1714.46.
(a) Consistent with the policy considerations underlying the doctrine of strict products liability of enhancing product safety, maximizing protection to the injured plaintiff, and apportioning costs among defendants, an electronic retail marketplace shall be strictly liable for all damages caused by defective products placed into the stream of commerce to the same extent that a retailer of that defective product would be liable and shall be deemed to be a retailer for purposes of California strict liability law. The liability of an
electronic retail marketplace shall be equal to, but not greater than, the liability of a retailer as provided in Vandermark v. Ford Motor Co. (1964) 61 Cal.2d 256, and all defenses to strict liability that are available to a retailer under California law shall be preserved for an electronic retail marketplace.(b) An electronic retail marketplace shall not be liable as described in subdivision (a) if any of the following conditions are met:
(1) The product that caused the damage was one of the following:
(A) Preowned or used and prominently described or prominently advertised on
the electronic retail marketplace as preowned or used at the time it was purchased by the consumer.
(B) Handmade.
(2) The electronic retail marketplace did not receive a direct or indirect financial benefit from the sale of the defective product that caused the injury. A fee that is exclusively for an advertisement is not a “financial benefit from the sale of the defective product.”
(3) The sale or transaction of the product occurred by auction and is exempt from strict liability, as described in Tauber-Arons Auctioneers Co. v. Superior Court (1980) 101 Cal.App.3d 268.

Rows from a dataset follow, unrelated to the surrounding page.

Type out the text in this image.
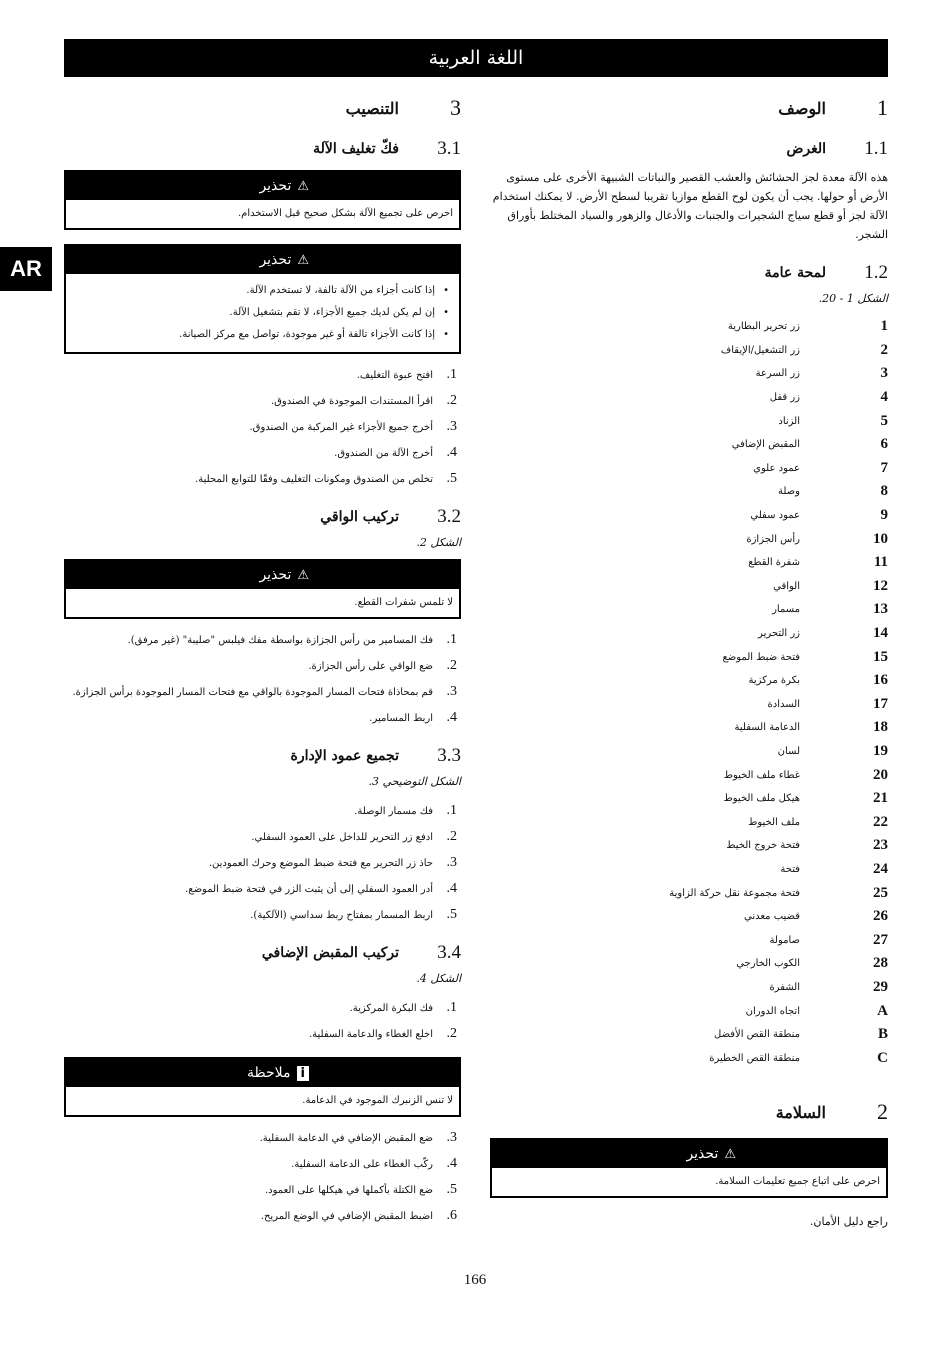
اللغة العربية
AR
1
الوصف
1.1
الغرض

هذه الآلة معدة لجز الحشائش والعشب القصير والنباتات الشبيهة الأخرى على مستوى الأرض أو حولها. يجب أن يكون لوح القطع موازيا تقريبا لسطح الأرض. لا يمكنك استخدام الآلة لجز أو قطع سياج الشجيرات والجنبات والأدغال والزهور والسياد المختلط بأوراق الشجر.

1.2
لمحة عامة
الشكل 1 - 20.
1
زر تحرير البطارية
2
زر التشغيل/الإيقاف
3
زر السرعة
4
زر قفل
5
الزناد
6
المقبض الإضافي
7
عمود علوي
8
وصلة
9
عمود سفلي
10
رأس الجزازة
11
شفرة القطع
12
الواقي
13
مسمار
14
زر التحرير
15
فتحة ضبط الموضع
16
بكرة مركزية
17
السدادة
18
الدعامة السفلية
19
لسان
20
غطاء ملف الخيوط
21
هيكل ملف الخيوط
22
ملف الخيوط
23
فتحة خروج الخيط
24
فتحة
25
فتحة مجموعة نقل حركة الزاوية
26
قضيب معدني
27
صامولة
28
الكوب الخارجي
29
الشفرة
A
اتجاه الدوران
B
منطقة القص الأفضل
C
منطقة القص الخطيرة
2
السلامة
⚠تحذير
احرص على اتباع جميع تعليمات السلامة.

راجع دليل الأمان.

3
التنصيب
3.1
فكّ تغليف الآلة
⚠تحذير
احرص على تجميع الآلة بشكل صحيح قبل الاستخدام.
⚠تحذير
• إذا كانت أجزاء من الآلة تالفة، لا تستخدم الآلة.
• إن لم يكن لديك جميع الأجزاء، لا تقم بتشغيل الآلة.
• إذا كانت الأجزاء تالفة أو غير موجودة، تواصل مع مركز الصيانة.
1.
افتح عبوة التغليف.
2.
اقرأ المستندات الموجودة في الصندوق.
3.
أخرج جميع الأجزاء غير المركبة من الصندوق.
4.
أخرج الآلة من الصندوق.
5.
تخلص من الصندوق ومكونات التغليف وفقًا للتوابع المحلية.
3.2
تركيب الواقي
الشكل 2.
⚠تحذير
لا تلمس شفرات القطع.
1.
فك المسامير من رأس الجزازة بواسطة مفك فيلبس "صليبة" (غير مرفق).
2.
ضع الواقي على رأس الجزازة.
3.
قم بمحاذاة فتحات المسار الموجودة بالواقي مع فتحات المسار الموجودة برأس الجزازة.
4.
اربط المسامير.
3.3
تجميع عمود الإدارة
الشكل التوضيحي 3.
1.
فك مسمار الوصلة.
2.
ادفع زر التحرير للداخل على العمود السفلي.
3.
حاذ زر التحرير مع فتحة ضبط الموضع وحرك العمودين.
4.
أدر العمود السفلي إلى أن يثبت الزر في فتحة ضبط الموضع.
5.
اربط المسمار بمفتاح ربط سداسي (الآلكية).
3.4
تركيب المقبض الإضافي
الشكل 4.
1.
فك البكرة المركزية.
2.
اخلع الغطاء والدعامة السفلية.
iملاحظة
لا تنس الزنبرك الموجود في الدعامة.
3.
ضع المقبض الإضافي في الدعامة السفلية.
4.
ركّب الغطاء على الدعامة السفلية.
5.
ضع الكتلة بأكملها في هيكلها على العمود.
6.
اضبط المقبض الإضافي في الوضع المريح.
166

(c) Notwithstanding subdivision (b), an electronic retail marketplace shall be strictly liable for the sale of preowned, used, handmade, or auctioned defective products if the application of strict liability to the electronic retail marketplace is consistent with the policy considerations underlying strict liability.
(d) As used in this section, the following definitions apply:
(1) “Electronic retail marketplace” means an electronic place or internet website that is engaged in the business of placing or facilitating the placement of products into the stream of commerce in this state, regardless of whether the vendor, product, or the marketplace has a physical presence in the
state or whether, as described in Canifax v. Hercules Powder Co. (1965) 237 Cal.App.2d 44, 52, the electronic retail marketplace ever takes physical possession of the product. “Electronic retail marketplace” includes any subsidiaries or related party companies, including, but not limited to, any company that would constitute an “affiliated group” under Section 1504 of the Internal Revenue Code.
(2) “Handmade” means a product that conforms to all applicable state and federal consumer health and safety laws and is made by the vendor in the primary residence of the vendor, so long as the vendor’s sales of handmade products generate less than fifty thousand dollars ($50,000) per year in revenues.
(3) “Product” means a tangible good that is subject to strict product liability law.
(4) “Vendor” means the manufacturer, distributor, seller, or supplier of the product. “Vendor” does not include the electronic retail marketplace.
(e) This section does not limit the provisions of existing law that make manufacturers, distributors, sellers, retailers, and suppliers of products strictly liable for the safety of those products and prohibit the sale of products that violate state or federal health or safety laws.